И тут же нырнул за чьи-то спины. Отъезжант, косматый рыжий мужик, был уже в добром подпитии. Махал руками, с ошалелостью во взоре выслушивал всяческие пожелания и тосты, обнимался, хлопал по плечам, целовал руки женщинам. Кто-то то и дело оттаскивал его куда-нибудь в более или менее свободный угол и что-то нашептывал, а он все кивал и кивал головой. Вдруг несколько голосов закричали: «Тихо! Тихо!» Гомон стих. Из соседней комнаты все выдавились в эту, теснотища… Нашелся стул, на него и взгромоздился виновник собрания. Развел руками, как бы обнимая всех, сначала беззвучно шевелил губами, вроде бы даже слезу смахнул.
— Друзья! — возгласил. — Тут кто-то сказал, что каждый отъезжающий укорачивает остающемуся путь в лагерь!
Все возмущенно загудели.
— Не знаю, может, это и так!
Все завозмущались пуще прежнего.
— Но друзья! Российская эмиграция никогда не была побегом. Только передислокацией. Свое место в строю каждый определяет сам. Есть одно страшное слово, которое здесь хотя и никто не произнес, но оно как бы витает в воздухе. Это страшное слово — на-все-гда! Так пусть же оно не витает даже в воздухе, потому что мы вернемся! Вернемся!
Рукоплескания оглушили. Наташа тоже хлопала, Аркадий же почему-то нет. Кто-то подал рыжему стакан с вином. Он воздел его над головой.
— Чтоб они сдохли! Нам жить, монстру издыхать! И никак иначе!
Опять рукоплескания и звон стаканов.
— Кто это монстр? — спросил Игорь, всовываясь головой между Аркадием и Наташей.
Аркадий как-то криво усмехнулся, процедил:
— Увы, это Россия.
Наташа возразила с укоризной.
— Ну, зачем ты передергиваешь! — И уже специально Игорю: — Он имел в виду режим. В конце концов, он честный и порядочный человек.
— А я что, говорю, что не честный?
— Успокойся, Аркаша, каждому свое, разве не так?
— Баба с возу, кобыле легче, — проворчал Аркадий.
— Ты зол, значит, не прав.
Рыжий бодро спрыгнул со стула, толпа зароилась, стала растекаться по комнатам. Игоря оттеснили от друзей, его прибивало то к одной кучке, то к другой.
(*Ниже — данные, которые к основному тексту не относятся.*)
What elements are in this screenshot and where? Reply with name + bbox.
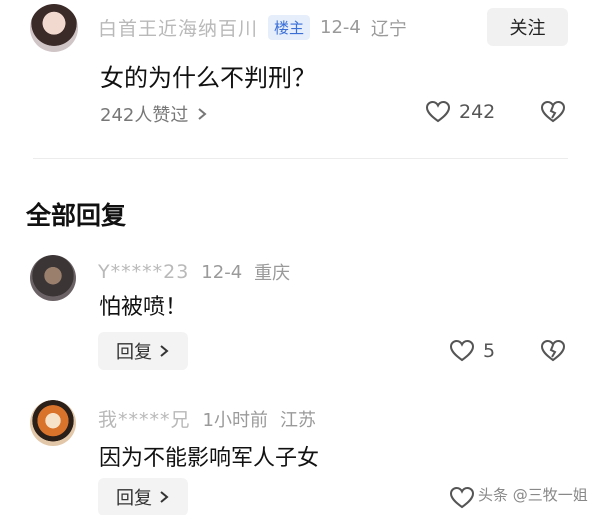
comment-time: 1小时前 (202, 409, 268, 431)
post-date: 12-4 (320, 17, 361, 38)
follow-button[interactable]: 关注 (487, 8, 568, 46)
heart-icon (425, 100, 451, 123)
author-name[interactable]: 白首王近海纳百川 (98, 14, 258, 41)
comment-text: 因为不能影响军人子女 (99, 446, 320, 471)
broken-heart-icon (540, 100, 566, 123)
heart-icon (449, 486, 475, 509)
watermark: 头条 @三牧一姐 (478, 486, 588, 504)
post-like-count: 242 (459, 101, 496, 123)
commenter-name[interactable]: Y*****23 (98, 261, 189, 283)
author-avatar[interactable] (30, 4, 78, 52)
comment-meta-row: 我*****兄 1小时前 江苏 (98, 405, 316, 432)
comment-date: 12-4 (201, 261, 243, 283)
chevron-right-icon (160, 345, 169, 357)
section-title: 全部回复 (26, 201, 127, 230)
post-text: 女的为什么不判刑？ (100, 64, 316, 92)
chevron-right-icon (160, 491, 169, 503)
reply-button[interactable]: 回复 (98, 332, 188, 370)
comment-dislike-button[interactable] (540, 339, 566, 367)
op-badge: 楼主 (268, 15, 311, 40)
reply-label: 回复 (116, 342, 152, 363)
comment-text: 怕被喷！ (99, 295, 188, 320)
reply-label: 回复 (116, 488, 152, 509)
commenter-avatar[interactable] (30, 255, 76, 301)
commenter-name[interactable]: 我*****兄 (98, 405, 191, 432)
heart-icon (449, 339, 475, 362)
comment-like-count: 5 (483, 340, 496, 362)
post-like-button[interactable]: 242 (425, 100, 495, 124)
comment-location: 重庆 (254, 263, 291, 284)
divider (33, 158, 568, 159)
likes-summary-text: 242人赞过 (100, 105, 189, 126)
comment-like-button[interactable] (449, 486, 475, 514)
comment-meta-row: Y*****23 12-4 重庆 (98, 259, 290, 285)
post-location: 辽宁 (370, 18, 407, 40)
broken-heart-icon (540, 339, 566, 362)
comment-location: 江苏 (279, 409, 316, 431)
post-author-row: 白首王近海纳百川 楼主 12-4 辽宁 (98, 14, 407, 41)
comment-like-button[interactable]: 5 (449, 339, 495, 363)
commenter-avatar[interactable] (30, 400, 76, 446)
reply-button[interactable]: 回复 (98, 478, 188, 515)
chevron-right-icon (198, 108, 207, 120)
post-dislike-button[interactable] (540, 100, 566, 128)
likes-summary[interactable]: 242人赞过 (100, 101, 208, 127)
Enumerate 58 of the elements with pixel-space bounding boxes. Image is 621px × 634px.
Слух ловил обрывки фраз, глазами же засекать говорящего он не успевал, оттирали, а что-то хотелось бы дослушать, потому что, ну, словно в дурдом попал или в другую эпоху — люди как люди, язык тоже русский, а говорят о чем-то, чего за пределами этой квартиры не существует, по крайней мере, чего Игорь не видел, не встречал, не знал…
— …я из метро, он за мной, целый час дергался по проходным, пока оторвался…
— …как только заимею канал, сразу переправлю, коперайт за мной…
— …сваливать надо, ни хрена в этой сучьей стране путного не будет…
— …расколют его, еще как расколют, готовься к шмону.
Когда снова, наконец, прибился к Аркадию, видок, похоже, у него был еще тот, потому что, взглянув на него, Аркадий сказал с усмешкой:
— Ей-Богу, парень, тебя достали, уходим?
— По-английски! — шепнула Наташа и подхватила его под руку.
— Как есть — инопланетяне, — бормотал Игорь, очумело озираясь.
— Вокс попули — вокс деи!
— Чего?
— Глас народа — глас Божий, говорю. Пошли.
До метро молчали. На эскалаторе Наташа спросила робко.
— Тебе все это не понравилось, да?
— Ну, почему… — Игорь замялся. — Нет… Не знаю… Только мужики все какие-то толстозадые, а бабы дерганые.
Аркадий с Наташей хохотали так громко, что на них оглядывались на встречной подъемной ленте. Все трое чуть не упали, сходя с эскалатора, — Наташа запнулась. В обнимку ввалились в вагон и там хохотали уже все трое, вызывая осуждающие взгляды поздних пассажиров метро.
Более никогда ни на какие сходняки Игоря не приглашали, а он уж и подавно не жаждал, потому что знал свое — жить можно.